Nevertheless it was wonderful to see such a beautiful animal. Next day we visited another valley, and were alerted by a friend of our guide to a female with its two yearling cubs (born about 16 months before) on the opposite hillside. We watched from about 500 metres as they climbed the rocks and eventually disappeared over the crest; soon she will leave them and mate again, in fact the males may try to kill the young cubs if it believes they are not his and some fearsome battles take place between protective mothers and males. If he succeeds in separating the cubs from their mother she is likely to come into oestrus (en chaleur). The hope being that the separated adolescents are mature enough to lead an independent life, keep out of trouble, until they too are ready to find a mate. The life expectancy is 25-30 years.
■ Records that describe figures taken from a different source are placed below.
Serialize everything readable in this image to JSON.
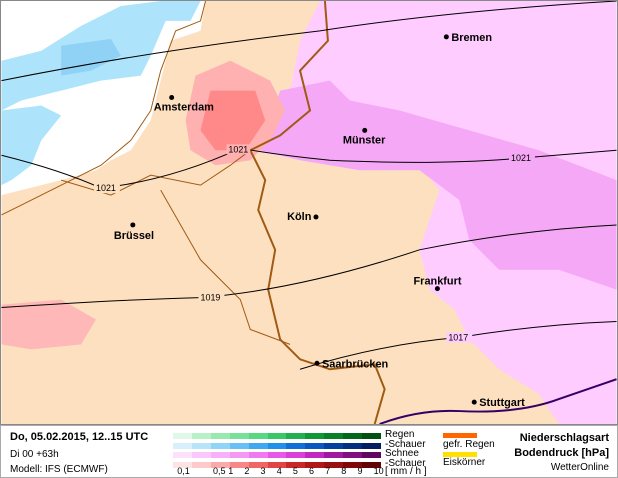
{
  "map": {
    "cities": [
      {
        "name": "Bremen"
      },
      {
        "name": "Amsterdam"
      },
      {
        "name": "Münster"
      },
      {
        "name": "Köln"
      },
      {
        "name": "Brüssel"
      },
      {
        "name": "Frankfurt"
      },
      {
        "name": "Saarbrücken"
      },
      {
        "name": "Stuttgart"
      }
    ],
    "isobars": [
      "1021",
      "1021",
      "1021",
      "1019",
      "1017"
    ],
    "colors": {
      "land": "#fde0bf",
      "sea": "#ffffff",
      "snow": "#ffccff",
      "snow_heavy": "#f5a8f5",
      "rain_shower": "#ff8888",
      "sea_shower": "#aee4fb",
      "border": "#a05a14"
    }
  },
  "legend": {
    "date": "Do, 05.02.2015, 12..15 UTC",
    "run": "Di 00 +63h",
    "model": "Modell: IFS (ECMWF)",
    "rows": [
      {
        "label": "Regen",
        "colors": [
          "#e0f8e8",
          "#b8f0c8",
          "#98e8b0",
          "#78e098",
          "#58d880",
          "#38c868",
          "#20b050",
          "#109838",
          "#088028",
          "#006818",
          "#005010"
        ]
      },
      {
        "label": "-Schauer",
        "colors": [
          "#d8f0fc",
          "#b8e4fa",
          "#90d4f8",
          "#68c0f4",
          "#40a8f0",
          "#2090e8",
          "#1070d8",
          "#0858c0",
          "#0440a0",
          "#023080",
          "#012060"
        ]
      },
      {
        "label": "Schnee",
        "colors": [
          "#fce0fc",
          "#fac8fa",
          "#f8b0f8",
          "#f498f4",
          "#f078f0",
          "#e858e8",
          "#d840d8",
          "#c028c0",
          "#a018a0",
          "#801080",
          "#600860"
        ]
      },
      {
        "label": "-Schauer",
        "colors": [
          "#fde4e4",
          "#fccaca",
          "#faaaaa",
          "#f88888",
          "#f06666",
          "#e04444",
          "#c82828",
          "#b01818",
          "#981010",
          "#800808",
          "#600404"
        ]
      }
    ],
    "ticks": [
      "0,1",
      "0,5",
      "1",
      "2",
      "3",
      "4",
      "5",
      "6",
      "7",
      "8",
      "9",
      "10"
    ],
    "unit": "[ mm / h ]",
    "extra": [
      {
        "label": "gefr. Regen",
        "color": "#ff6600"
      },
      {
        "label": "Eiskörner",
        "color": "#ffe000"
      }
    ],
    "title1": "Niederschlagsart",
    "title2": "Bodendruck [hPa]",
    "brand": "WetterOnline"
  }
}
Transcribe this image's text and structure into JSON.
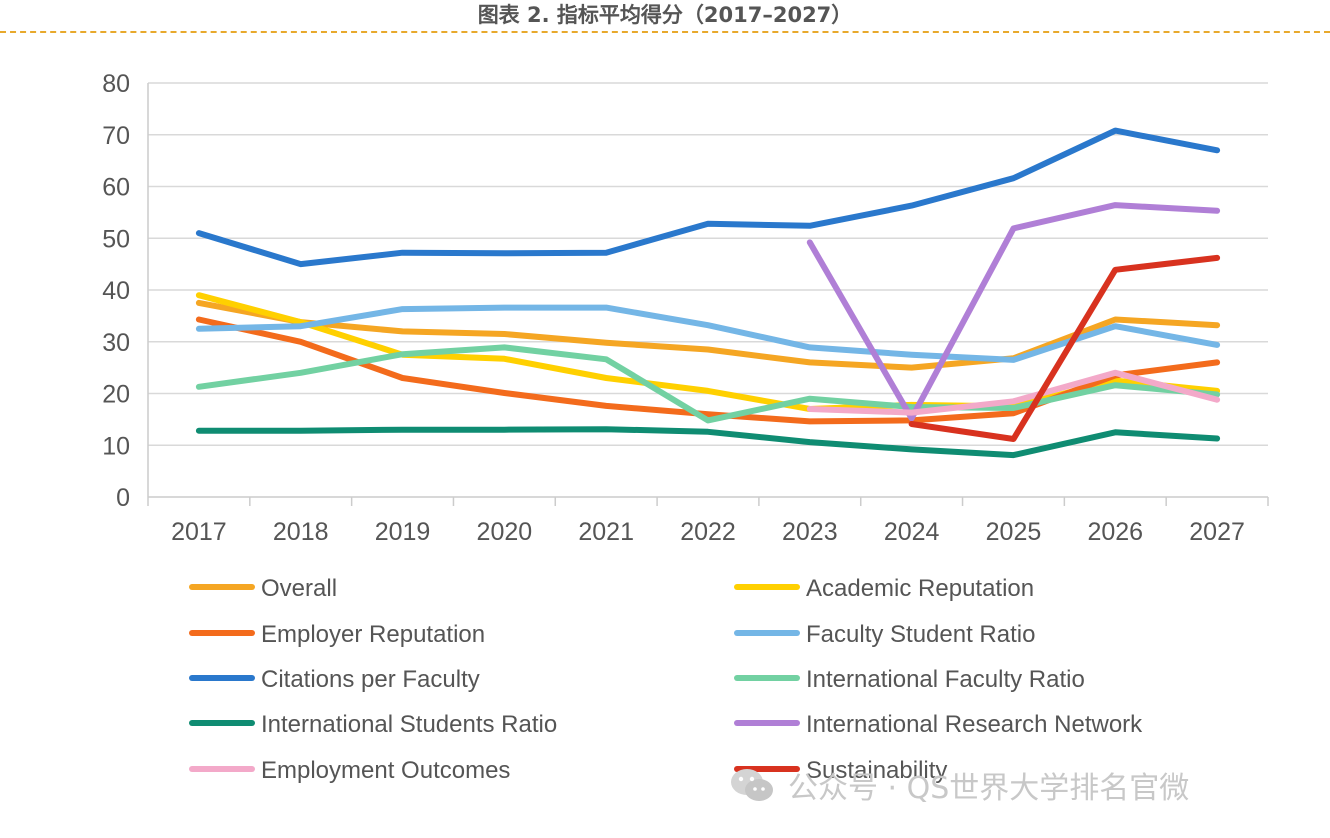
{
  "chart_data": {
    "type": "line",
    "title": "图表 2. 指标平均得分（2017–2027）",
    "x": [
      "2017",
      "2018",
      "2019",
      "2020",
      "2021",
      "2022",
      "2023",
      "2024",
      "2025",
      "2026",
      "2027"
    ],
    "ylim": [
      0,
      80
    ],
    "yticks": [
      "0",
      "10",
      "20",
      "30",
      "40",
      "50",
      "60",
      "70",
      "80"
    ],
    "grid": true,
    "legend_position": "bottom",
    "series": [
      {
        "name": "Overall",
        "color": "#f5a623",
        "values": [
          37.5,
          33.8,
          32.0,
          31.5,
          29.8,
          28.5,
          26.0,
          25.0,
          26.8,
          34.3,
          33.2
        ]
      },
      {
        "name": "Academic Reputation",
        "color": "#ffd000",
        "values": [
          39.0,
          33.8,
          27.5,
          26.7,
          23.0,
          20.5,
          17.0,
          17.8,
          17.5,
          22.5,
          20.5
        ]
      },
      {
        "name": "Employer Reputation",
        "color": "#f36b1c",
        "values": [
          34.3,
          30.0,
          23.0,
          20.1,
          17.6,
          16.0,
          14.6,
          14.8,
          16.2,
          23.5,
          26.0
        ]
      },
      {
        "name": "Faculty Student Ratio",
        "color": "#74b6e6",
        "values": [
          32.5,
          33.0,
          36.3,
          36.6,
          36.6,
          33.2,
          28.9,
          27.5,
          26.5,
          33.0,
          29.4
        ]
      },
      {
        "name": "Citations per Faculty",
        "color": "#2a78cc",
        "values": [
          51.0,
          45.0,
          47.2,
          47.1,
          47.2,
          52.8,
          52.4,
          56.3,
          61.6,
          70.8,
          67.0
        ]
      },
      {
        "name": "International Faculty Ratio",
        "color": "#72d1a2",
        "values": [
          21.3,
          24.0,
          27.6,
          28.9,
          26.6,
          14.8,
          19.0,
          17.4,
          17.2,
          21.6,
          19.8
        ]
      },
      {
        "name": "International Students Ratio",
        "color": "#0f8c72",
        "values": [
          12.8,
          12.8,
          13.0,
          13.0,
          13.1,
          12.6,
          10.6,
          9.2,
          8.1,
          12.5,
          11.3
        ]
      },
      {
        "name": "International Research Network",
        "color": "#b07fd6",
        "values": [
          null,
          null,
          null,
          null,
          null,
          null,
          49.2,
          15.2,
          51.9,
          56.4,
          55.3
        ]
      },
      {
        "name": "Employment Outcomes",
        "color": "#f3a9c9",
        "values": [
          null,
          null,
          null,
          null,
          null,
          null,
          17.0,
          16.3,
          18.5,
          24.0,
          18.8
        ]
      },
      {
        "name": "Sustainability",
        "color": "#d8321f",
        "values": [
          null,
          null,
          null,
          null,
          null,
          null,
          null,
          14.1,
          11.2,
          43.9,
          46.2
        ]
      }
    ]
  },
  "watermark": {
    "text": "公众号 · QS世界大学排名官微",
    "icon": "wechat-icon"
  }
}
You would be very lucky to see a bear in France at the moment, 2023. There is an association, paysdelours.com that has worked very hard for the last 30 years to re-establish the historic population in the Pyrenees which was hunted to quasi-extinction in the latter half on the 20th century. The population in 2022 was at least 76 brown bears, some on the Spanish side of the border, and this number has been increasing every year by just over 11% since 2006, which is what is to be expected for a small population in a very large area, there being plenty of room for young bears to find and keep a territory. They are mainly herbivores, unlike similar species that exist in harsher climates.
Amongst other actions the association takes legal action if this protected species is endangered, proposes measures of protection to minimize any threat to the domestic livestock in the mountains, and educate children and adults so that people can coexist with these magnificent animals.